Comment by sanchitmonga22

3 months ago

Ha, not yet. Metal 4 is interesting and we're keeping an eye on it.

MetalRT currently targets Metal 3.1 GPU compute because that's where we get the most control over the decode pipeline. Neural Engine / ANE is powerful for fixed-shape inference (vision, classification) but autoregressive LLM decode, where you're generating one token at a time with dynamic KV cache, doesn't map as cleanly to ANE today.

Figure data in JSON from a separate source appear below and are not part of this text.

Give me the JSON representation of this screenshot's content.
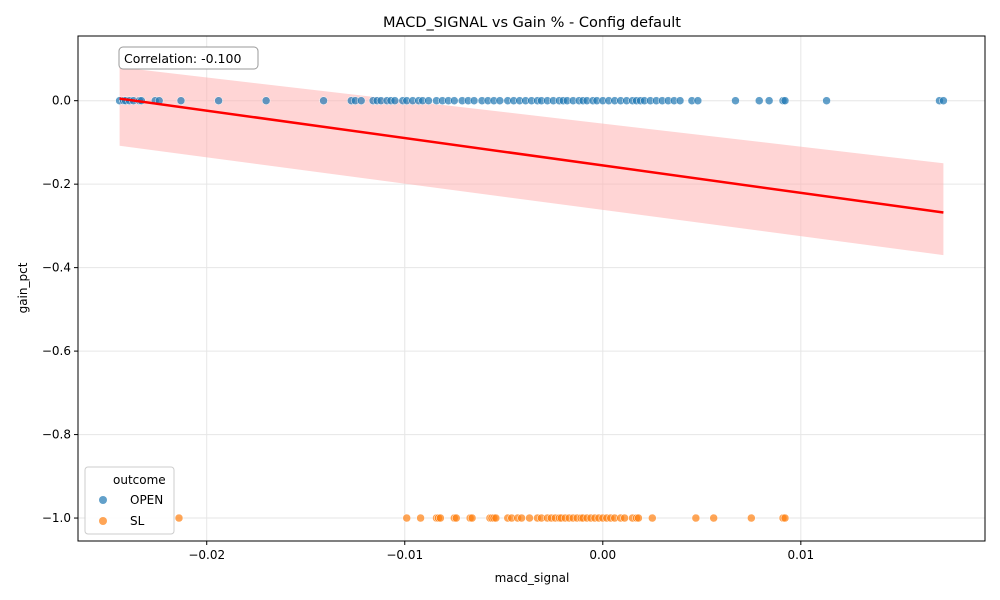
{
  "chart_data": {
    "type": "scatter",
    "title": "MACD_SIGNAL vs Gain % - Config default",
    "xlabel": "macd_signal",
    "ylabel": "gain_pct",
    "xlim": [
      -0.0265,
      0.0193
    ],
    "ylim": [
      -1.055,
      0.155
    ],
    "xticks": [
      -0.02,
      -0.01,
      0.0,
      0.01
    ],
    "xtick_labels": [
      "−0.02",
      "−0.01",
      "0.00",
      "0.01"
    ],
    "yticks": [
      0.0,
      -0.2,
      -0.4,
      -0.6,
      -0.8,
      -1.0
    ],
    "ytick_labels": [
      "0.0",
      "−0.2",
      "−0.4",
      "−0.6",
      "−0.8",
      "−1.0"
    ],
    "grid": true,
    "legend": {
      "title": "outcome",
      "placement": "lower-left",
      "entries": [
        {
          "name": "OPEN",
          "color": "#1f77b4"
        },
        {
          "name": "SL",
          "color": "#ff7f0e"
        }
      ]
    },
    "annotation": "Correlation: -0.100",
    "series": [
      {
        "name": "OPEN",
        "color": "#1f77b4",
        "y": 0.0,
        "x": [
          -0.0244,
          -0.0242,
          -0.0241,
          -0.0239,
          -0.0237,
          -0.0234,
          -0.0233,
          -0.0226,
          -0.0224,
          -0.0213,
          -0.0194,
          -0.017,
          -0.0141,
          -0.0127,
          -0.0125,
          -0.0122,
          -0.0116,
          -0.0114,
          -0.0112,
          -0.0109,
          -0.0107,
          -0.0105,
          -0.0101,
          -0.0099,
          -0.0096,
          -0.0093,
          -0.0091,
          -0.0088,
          -0.0084,
          -0.0081,
          -0.0078,
          -0.0075,
          -0.0071,
          -0.0068,
          -0.0065,
          -0.0061,
          -0.0058,
          -0.0055,
          -0.0052,
          -0.0048,
          -0.0045,
          -0.0042,
          -0.0039,
          -0.0036,
          -0.0033,
          -0.0031,
          -0.0028,
          -0.0025,
          -0.0022,
          -0.002,
          -0.0018,
          -0.0015,
          -0.0012,
          -0.001,
          -0.0008,
          -0.0005,
          -0.0003,
          0.0,
          0.0003,
          0.0006,
          0.0009,
          0.0012,
          0.0015,
          0.0017,
          0.0019,
          0.0021,
          0.0024,
          0.0027,
          0.003,
          0.0033,
          0.0036,
          0.0039,
          0.0045,
          0.0048,
          0.0067,
          0.0079,
          0.0084,
          0.0091,
          0.0092,
          0.0113,
          0.017,
          0.0172
        ]
      },
      {
        "name": "SL",
        "color": "#ff7f0e",
        "y": -1.0,
        "x": [
          -0.0214,
          -0.0099,
          -0.0092,
          -0.0084,
          -0.0083,
          -0.0082,
          -0.0075,
          -0.0074,
          -0.0067,
          -0.0066,
          -0.0057,
          -0.0056,
          -0.0055,
          -0.0054,
          -0.0048,
          -0.0046,
          -0.0043,
          -0.0041,
          -0.0037,
          -0.0033,
          -0.0031,
          -0.0028,
          -0.0026,
          -0.0024,
          -0.0022,
          -0.0021,
          -0.0019,
          -0.0017,
          -0.0015,
          -0.0013,
          -0.0011,
          -0.001,
          -0.0008,
          -0.0006,
          -0.0004,
          -0.0002,
          0.0,
          0.0002,
          0.0004,
          0.0006,
          0.0009,
          0.0011,
          0.0015,
          0.0017,
          0.0018,
          0.0025,
          0.0047,
          0.0056,
          0.0075,
          0.0091,
          0.0092
        ]
      }
    ],
    "regression": {
      "color": "#ff0000",
      "band_color": "#ffb3b3",
      "x": [
        -0.0244,
        0.0172
      ],
      "y": [
        0.005,
        -0.268
      ],
      "ci_upper": [
        0.08,
        -0.15
      ],
      "ci_lower": [
        -0.108,
        -0.37
      ]
    }
  }
}
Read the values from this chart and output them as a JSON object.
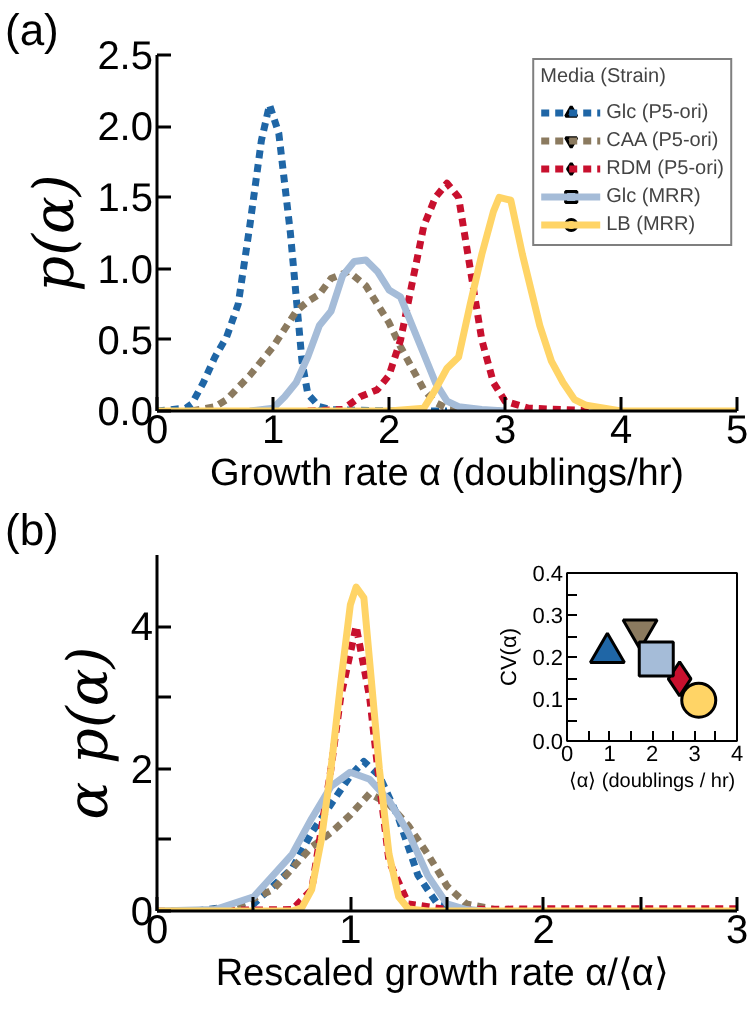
{
  "chart_data": [
    {
      "type": "line",
      "annotations": [
        "(a)"
      ],
      "xlabel": "Growth rate α (doublings/hr)",
      "ylabel": "p(α)",
      "legend_title": "Media (Strain)",
      "legend": "top right",
      "xlim": [
        0,
        5
      ],
      "ylim": [
        0,
        2.5
      ],
      "xticks": [
        0,
        1,
        2,
        3,
        4,
        5
      ],
      "yticks": [
        {
          "value": 0,
          "label": "0.0"
        },
        {
          "value": 0.5,
          "label": "0.5"
        },
        {
          "value": 1,
          "label": "1.0"
        },
        {
          "value": 1.5,
          "label": "1.5"
        },
        {
          "value": 2,
          "label": "2.0"
        },
        {
          "value": 2.5,
          "label": "2.5"
        }
      ],
      "series": [
        {
          "name": "Glc (P5-ori)",
          "color": "#1f66a6",
          "line_style": "dashed",
          "x": [
            0,
            0.25,
            0.3,
            0.4,
            0.5,
            0.6,
            0.7,
            0.8,
            0.85,
            0.9,
            0.97,
            1.05,
            1.1,
            1.15,
            1.2,
            1.25,
            1.3,
            1.4,
            1.5,
            2.0,
            2.5
          ],
          "values": [
            0,
            0.02,
            0.05,
            0.2,
            0.38,
            0.52,
            0.75,
            1.3,
            1.6,
            1.9,
            2.15,
            1.95,
            1.6,
            1.25,
            0.8,
            0.35,
            0.12,
            0.03,
            0.01,
            0,
            0
          ]
        },
        {
          "name": "CAA (P5-ori)",
          "color": "#8b7a5f",
          "line_style": "dashed",
          "x": [
            0.3,
            0.5,
            0.6,
            0.8,
            1.0,
            1.2,
            1.3,
            1.4,
            1.5,
            1.65,
            1.8,
            1.9,
            2.0,
            2.1,
            2.2,
            2.3,
            2.4,
            2.5,
            2.7,
            3.0
          ],
          "values": [
            0,
            0.03,
            0.08,
            0.25,
            0.45,
            0.7,
            0.77,
            0.82,
            0.93,
            0.98,
            0.88,
            0.75,
            0.62,
            0.45,
            0.3,
            0.15,
            0.06,
            0.02,
            0,
            0
          ]
        },
        {
          "name": "RDM (P5-ori)",
          "color": "#c8102e",
          "line_style": "dashed",
          "x": [
            1.3,
            1.6,
            1.75,
            1.9,
            2.0,
            2.1,
            2.2,
            2.3,
            2.4,
            2.5,
            2.6,
            2.7,
            2.8,
            2.9,
            3.0,
            3.2,
            3.5,
            3.8
          ],
          "values": [
            0,
            0.01,
            0.1,
            0.15,
            0.25,
            0.5,
            0.9,
            1.3,
            1.5,
            1.6,
            1.5,
            1.0,
            0.5,
            0.2,
            0.07,
            0.02,
            0.01,
            0
          ]
        },
        {
          "name": "Glc (MRR)",
          "color": "#a5bcd8",
          "line_style": "solid",
          "x": [
            0.8,
            1.0,
            1.1,
            1.2,
            1.3,
            1.4,
            1.5,
            1.6,
            1.7,
            1.8,
            1.9,
            2.0,
            2.1,
            2.2,
            2.3,
            2.4,
            2.5,
            2.6,
            2.8,
            3.0
          ],
          "values": [
            0,
            0.02,
            0.1,
            0.2,
            0.38,
            0.6,
            0.7,
            0.95,
            1.05,
            1.06,
            0.98,
            0.85,
            0.8,
            0.6,
            0.4,
            0.2,
            0.07,
            0.03,
            0.01,
            0
          ]
        },
        {
          "name": "LB (MRR)",
          "color": "#ffd466",
          "line_style": "solid",
          "x": [
            0,
            2.0,
            2.3,
            2.4,
            2.5,
            2.6,
            2.7,
            2.8,
            2.9,
            2.95,
            3.05,
            3.15,
            3.3,
            3.4,
            3.5,
            3.6,
            3.7,
            4.0,
            5.0
          ],
          "values": [
            0,
            0,
            0.02,
            0.15,
            0.3,
            0.38,
            0.75,
            1.1,
            1.4,
            1.5,
            1.48,
            1.1,
            0.6,
            0.35,
            0.2,
            0.08,
            0.04,
            0,
            0
          ]
        }
      ]
    },
    {
      "type": "line",
      "annotations": [
        "(b)"
      ],
      "xlabel": "Rescaled growth rate  α/⟨α⟩",
      "ylabel": "α p(α)",
      "xlim": [
        0,
        3
      ],
      "ylim": [
        0,
        5
      ],
      "xticks": [
        0,
        {
          "value": 0.5,
          "label": null
        },
        1,
        {
          "value": 1.5,
          "label": null
        },
        2,
        {
          "value": 2.5,
          "label": null
        },
        3
      ],
      "yticks": [
        0,
        {
          "value": 1,
          "label": null
        },
        2,
        {
          "value": 3,
          "label": null
        },
        4
      ],
      "series": [
        {
          "color": "#1f66a6",
          "line_style": "dashed",
          "x": [
            0.2,
            0.5,
            0.7,
            0.8,
            0.9,
            1.0,
            1.07,
            1.15,
            1.25,
            1.35,
            1.45,
            1.55,
            1.7
          ],
          "values": [
            0,
            0.1,
            0.6,
            1.1,
            1.5,
            1.9,
            2.1,
            1.9,
            1.3,
            0.5,
            0.1,
            0.02,
            0
          ]
        },
        {
          "color": "#8b7a5f",
          "line_style": "dashed",
          "x": [
            0.2,
            0.4,
            0.6,
            0.8,
            0.9,
            1.0,
            1.1,
            1.2,
            1.3,
            1.4,
            1.5,
            1.6,
            1.75,
            2.0
          ],
          "values": [
            0,
            0.05,
            0.3,
            0.9,
            1.1,
            1.35,
            1.65,
            1.5,
            1.2,
            0.8,
            0.35,
            0.1,
            0.02,
            0
          ]
        },
        {
          "color": "#c8102e",
          "line_style": "dashed",
          "x": [
            0,
            0.7,
            0.8,
            0.9,
            0.95,
            1.03,
            1.1,
            1.15,
            1.2,
            1.3,
            1.5,
            2.0,
            3.0
          ],
          "values": [
            0,
            0.02,
            0.3,
            2.0,
            3.0,
            4.0,
            3.0,
            1.8,
            0.7,
            0.1,
            0.02,
            0.03,
            0.03
          ]
        },
        {
          "color": "#a5bcd8",
          "line_style": "solid",
          "x": [
            0,
            0.3,
            0.5,
            0.7,
            0.8,
            0.9,
            1.0,
            1.1,
            1.2,
            1.3,
            1.4,
            1.5,
            1.6,
            1.7
          ],
          "values": [
            0,
            0.02,
            0.2,
            0.8,
            1.3,
            1.75,
            1.95,
            1.85,
            1.55,
            1.1,
            0.5,
            0.1,
            0.02,
            0
          ]
        },
        {
          "color": "#ffd466",
          "line_style": "solid",
          "x": [
            0,
            0.7,
            0.75,
            0.8,
            0.85,
            0.9,
            0.95,
            1.0,
            1.03,
            1.07,
            1.1,
            1.15,
            1.2,
            1.25,
            1.3,
            1.4,
            3.0
          ],
          "values": [
            0,
            0,
            0.05,
            0.3,
            1.0,
            2.0,
            3.2,
            4.3,
            4.55,
            4.4,
            3.5,
            2.0,
            0.8,
            0.2,
            0.03,
            0,
            0
          ]
        }
      ]
    },
    {
      "type": "scatter",
      "xlabel": "⟨α⟩ (doublings / hr)",
      "ylabel": "CV(α)",
      "xlim": [
        0,
        4
      ],
      "ylim": [
        0,
        0.4
      ],
      "xticks": [
        0,
        {
          "value": 0.5,
          "label": null
        },
        1,
        {
          "value": 1.5,
          "label": null
        },
        2,
        {
          "value": 2.5,
          "label": null
        },
        3,
        {
          "value": 3.5,
          "label": null
        },
        4
      ],
      "yticks": [
        {
          "value": 0,
          "label": "0.0"
        },
        {
          "value": 0.05,
          "label": null
        },
        {
          "value": 0.1,
          "label": "0.1"
        },
        {
          "value": 0.15,
          "label": null
        },
        {
          "value": 0.2,
          "label": "0.2"
        },
        {
          "value": 0.25,
          "label": null
        },
        {
          "value": 0.3,
          "label": "0.3"
        },
        {
          "value": 0.35,
          "label": null
        },
        {
          "value": 0.4,
          "label": "0.4"
        }
      ],
      "series": [
        {
          "color": "#1f66a6",
          "marker": "triangle",
          "x": [
            0.95
          ],
          "values": [
            0.21
          ]
        },
        {
          "color": "#8b7a5f",
          "marker": "triangle_down",
          "x": [
            1.72
          ],
          "values": [
            0.265
          ]
        },
        {
          "color": "#c8102e",
          "marker": "diamond",
          "x": [
            2.65
          ],
          "values": [
            0.148
          ]
        },
        {
          "color": "#a5bcd8",
          "marker": "square",
          "x": [
            2.1
          ],
          "values": [
            0.195
          ]
        },
        {
          "color": "#ffd466",
          "marker": "circle",
          "x": [
            3.1
          ],
          "values": [
            0.097
          ]
        }
      ]
    }
  ]
}
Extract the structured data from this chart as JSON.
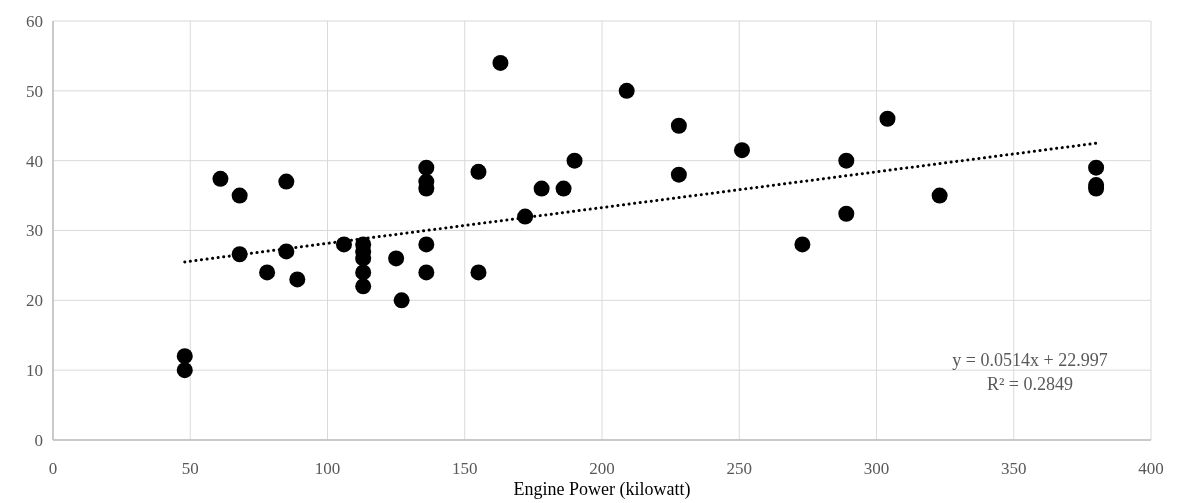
{
  "chart_data": {
    "type": "scatter",
    "xlabel": "Engine Power (kilowatt)",
    "xlim": [
      0,
      400
    ],
    "xticks": [
      0,
      50,
      100,
      150,
      200,
      250,
      300,
      350,
      400
    ],
    "ylim": [
      0,
      60
    ],
    "yticks": [
      0,
      10,
      20,
      30,
      40,
      50,
      60
    ],
    "grid": true,
    "marker": "circle",
    "series": [
      {
        "color": "#000000",
        "x": [
          48,
          48,
          61,
          68,
          68,
          78,
          85,
          85,
          89,
          106,
          113,
          113,
          113,
          113,
          113,
          125,
          127,
          136,
          136,
          136,
          136,
          136,
          155,
          155,
          163,
          172,
          178,
          186,
          190,
          209,
          228,
          228,
          251,
          273,
          289,
          289,
          304,
          323,
          380,
          380,
          380
        ],
        "values": [
          12,
          10,
          37.4,
          35,
          26.6,
          24,
          37,
          27,
          23,
          28,
          28,
          27,
          26,
          24,
          22,
          26,
          20,
          39,
          37,
          36,
          28,
          24,
          38.4,
          24,
          54,
          32,
          36,
          36,
          40,
          50,
          45,
          38,
          41.5,
          28,
          40,
          32.4,
          46,
          35,
          39,
          36.5,
          36
        ]
      },
      {
        "type": "line",
        "color": "#000000",
        "marker": "none",
        "line_style": "dotted",
        "x": [
          48,
          380
        ],
        "values": [
          25.5,
          42.5
        ]
      }
    ],
    "annotations": [
      "y = 0.0514x + 22.997",
      "R² = 0.2849"
    ]
  }
}
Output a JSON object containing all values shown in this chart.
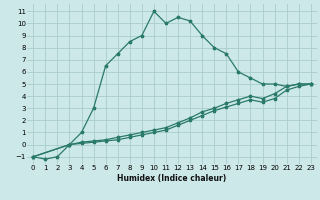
{
  "xlabel": "Humidex (Indice chaleur)",
  "bg_color": "#cce8e8",
  "grid_color": "#aacccc",
  "line_color": "#2a7a6a",
  "xlim": [
    -0.5,
    23.5
  ],
  "ylim": [
    -1.6,
    11.6
  ],
  "xticks": [
    0,
    1,
    2,
    3,
    4,
    5,
    6,
    7,
    8,
    9,
    10,
    11,
    12,
    13,
    14,
    15,
    16,
    17,
    18,
    19,
    20,
    21,
    22,
    23
  ],
  "yticks": [
    -1,
    0,
    1,
    2,
    3,
    4,
    5,
    6,
    7,
    8,
    9,
    10,
    11
  ],
  "series1_x": [
    0,
    1,
    2,
    3,
    4,
    5,
    6,
    7,
    8,
    9,
    10,
    11,
    12,
    13,
    14,
    15,
    16,
    17,
    18,
    19,
    20,
    21,
    22,
    23
  ],
  "series1_y": [
    -1,
    -1.2,
    -1,
    0,
    1,
    3,
    6.5,
    7.5,
    8.5,
    9,
    11,
    10,
    10.5,
    10.2,
    9,
    8,
    7.5,
    6,
    5.5,
    5,
    5,
    4.8,
    5,
    5
  ],
  "series2_x": [
    0,
    3,
    4,
    5,
    6,
    7,
    8,
    9,
    10,
    11,
    12,
    13,
    14,
    15,
    16,
    17,
    18,
    19,
    20,
    21,
    22,
    23
  ],
  "series2_y": [
    -1,
    0,
    0.2,
    0.3,
    0.4,
    0.6,
    0.8,
    1.0,
    1.2,
    1.4,
    1.8,
    2.2,
    2.7,
    3.0,
    3.4,
    3.7,
    4.0,
    3.8,
    4.2,
    4.8,
    5.0,
    5.0
  ],
  "series3_x": [
    0,
    3,
    4,
    5,
    6,
    7,
    8,
    9,
    10,
    11,
    12,
    13,
    14,
    15,
    16,
    17,
    18,
    19,
    20,
    21,
    22,
    23
  ],
  "series3_y": [
    -1,
    0,
    0.1,
    0.2,
    0.3,
    0.4,
    0.6,
    0.8,
    1.0,
    1.2,
    1.6,
    2.0,
    2.4,
    2.8,
    3.1,
    3.4,
    3.7,
    3.5,
    3.8,
    4.5,
    4.8,
    5.0
  ]
}
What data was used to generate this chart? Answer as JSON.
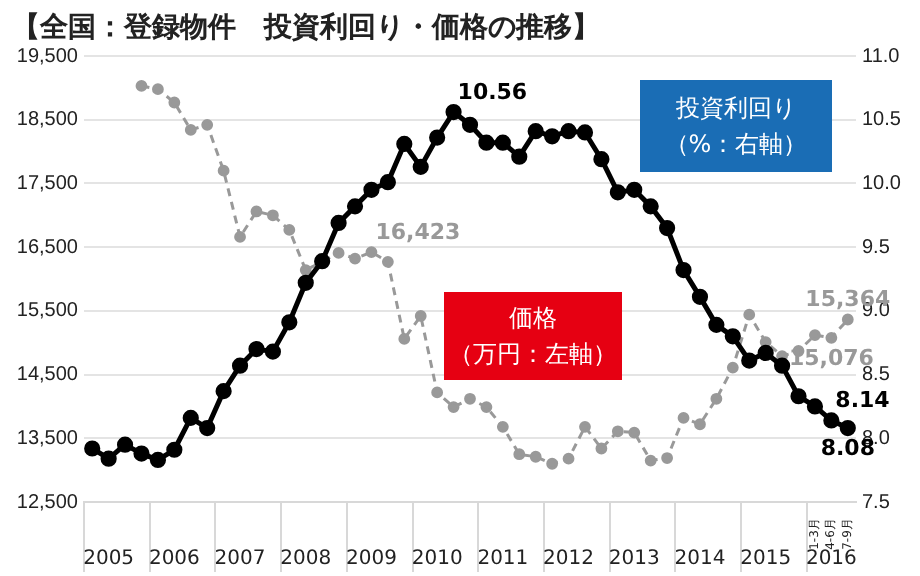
{
  "chart_data": {
    "type": "line",
    "title": "【全国：登録物件　投資利回り・価格の推移】",
    "categories": [
      null,
      "2005",
      null,
      null,
      null,
      "2006",
      null,
      null,
      null,
      "2007",
      null,
      null,
      null,
      "2008",
      null,
      null,
      null,
      "2009",
      null,
      null,
      null,
      "2010",
      null,
      null,
      null,
      "2011",
      null,
      null,
      null,
      "2012",
      null,
      null,
      null,
      "2013",
      null,
      null,
      null,
      "2014",
      null,
      null,
      null,
      "2015",
      null,
      null,
      "1-3月",
      "4-6月",
      "7-9月"
    ],
    "annotations": [
      "2016"
    ],
    "series": [
      {
        "name": "投資利回り（%：右軸）",
        "color": "#000000",
        "axis": "y2",
        "marker": "circle",
        "line_style": "solid",
        "values": [
          7.92,
          7.84,
          7.95,
          7.88,
          7.83,
          7.91,
          8.16,
          8.08,
          8.37,
          8.57,
          8.7,
          8.68,
          8.91,
          9.22,
          9.39,
          9.69,
          9.82,
          9.95,
          10.01,
          10.31,
          10.13,
          10.36,
          10.56,
          10.46,
          10.32,
          10.32,
          10.21,
          10.41,
          10.37,
          10.41,
          10.4,
          10.19,
          9.93,
          9.95,
          9.82,
          9.65,
          9.32,
          9.11,
          8.89,
          8.8,
          8.61,
          8.67,
          8.57,
          8.33,
          8.25,
          8.14,
          8.08
        ],
        "value_labels": [
          null,
          null,
          null,
          null,
          null,
          null,
          null,
          null,
          null,
          null,
          null,
          null,
          null,
          null,
          null,
          null,
          null,
          null,
          null,
          null,
          null,
          null,
          "10.56",
          null,
          null,
          null,
          null,
          null,
          null,
          null,
          null,
          null,
          null,
          null,
          null,
          null,
          null,
          null,
          null,
          null,
          null,
          null,
          null,
          null,
          null,
          "8.14",
          "8.08"
        ]
      },
      {
        "name": "価格（万円：左軸）",
        "color": "#999999",
        "marker": "circle",
        "line_style": "dashed",
        "values": [
          null,
          null,
          null,
          19030,
          18980,
          18770,
          18340,
          18420,
          17700,
          16660,
          17060,
          17000,
          16770,
          16140,
          16270,
          16410,
          16320,
          16423,
          16270,
          15060,
          15420,
          14220,
          13990,
          14120,
          13990,
          13680,
          13250,
          13210,
          13100,
          13180,
          13680,
          13340,
          13610,
          13590,
          13150,
          13190,
          13820,
          13720,
          14120,
          14610,
          15440,
          15010,
          14790,
          14870,
          15120,
          15076,
          15364
        ],
        "value_labels": [
          null,
          null,
          null,
          null,
          null,
          null,
          null,
          null,
          null,
          null,
          null,
          null,
          null,
          null,
          null,
          null,
          null,
          "16,423",
          null,
          null,
          null,
          null,
          null,
          null,
          null,
          null,
          null,
          null,
          null,
          null,
          null,
          null,
          null,
          null,
          null,
          null,
          null,
          null,
          null,
          null,
          null,
          null,
          null,
          null,
          null,
          "15,076",
          "15,364"
        ]
      }
    ],
    "ylim": [
      12500,
      19500
    ],
    "yticks": [
      {
        "value": 12500,
        "label": "12,500"
      },
      {
        "value": 13500,
        "label": "13,500"
      },
      {
        "value": 14500,
        "label": "14,500"
      },
      {
        "value": 15500,
        "label": "15,500"
      },
      {
        "value": 16500,
        "label": "16,500"
      },
      {
        "value": 17500,
        "label": "17,500"
      },
      {
        "value": 18500,
        "label": "18,500"
      },
      {
        "value": 19500,
        "label": "19,500"
      }
    ],
    "y2lim": [
      7.5,
      11
    ],
    "y2ticks": [
      7.5,
      {
        "value": 8,
        "label": "8.0"
      },
      8.5,
      {
        "value": 9,
        "label": "9.0"
      },
      9.5,
      {
        "value": 10,
        "label": "10.0"
      },
      10.5,
      {
        "value": 11,
        "label": "11.0"
      }
    ],
    "grid": "y",
    "legend": false
  }
}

That said, if Metal 4 opens up new capabilities that help with sequential token generation or gives better programmable access to the neural accelerator, we'll absolutely look at it. The M5 will be a fun chip to benchmark on.

2 comments

sanchitmonga22

woadwarrior01 3 months ago

> Neural Engine / ANE is powerful for fixed-shape inference (vision, classification) but autoregressive LLM decode, where you're generating one token at a time with dynamic KV cache, doesn't map as cleanly to ANE today.

What does the ANE have to with this?

Neural Engine (ANE) and the M5 Neural Accelerator (NAX) are not the same thing. NAX can accelerate LLM prefill quite dramatically, although autoregressive decoding remains memory bandwidth bound.

I suspect the biggest blocker for Metal 4 adoption is the macOS Tahoe 26 requirement.

sanchitmonga22 3 months ago

Good correction, thanks. You're right that NAX and ANE are distinct, I shouldn't have conflated them. NAX's ability to accelerate LLM prefill is exactly the kind of capability that could complement MetalRT's decode-focused pipeline. Appreciate the clarification on the Metal 4 / Tahoe requirement too.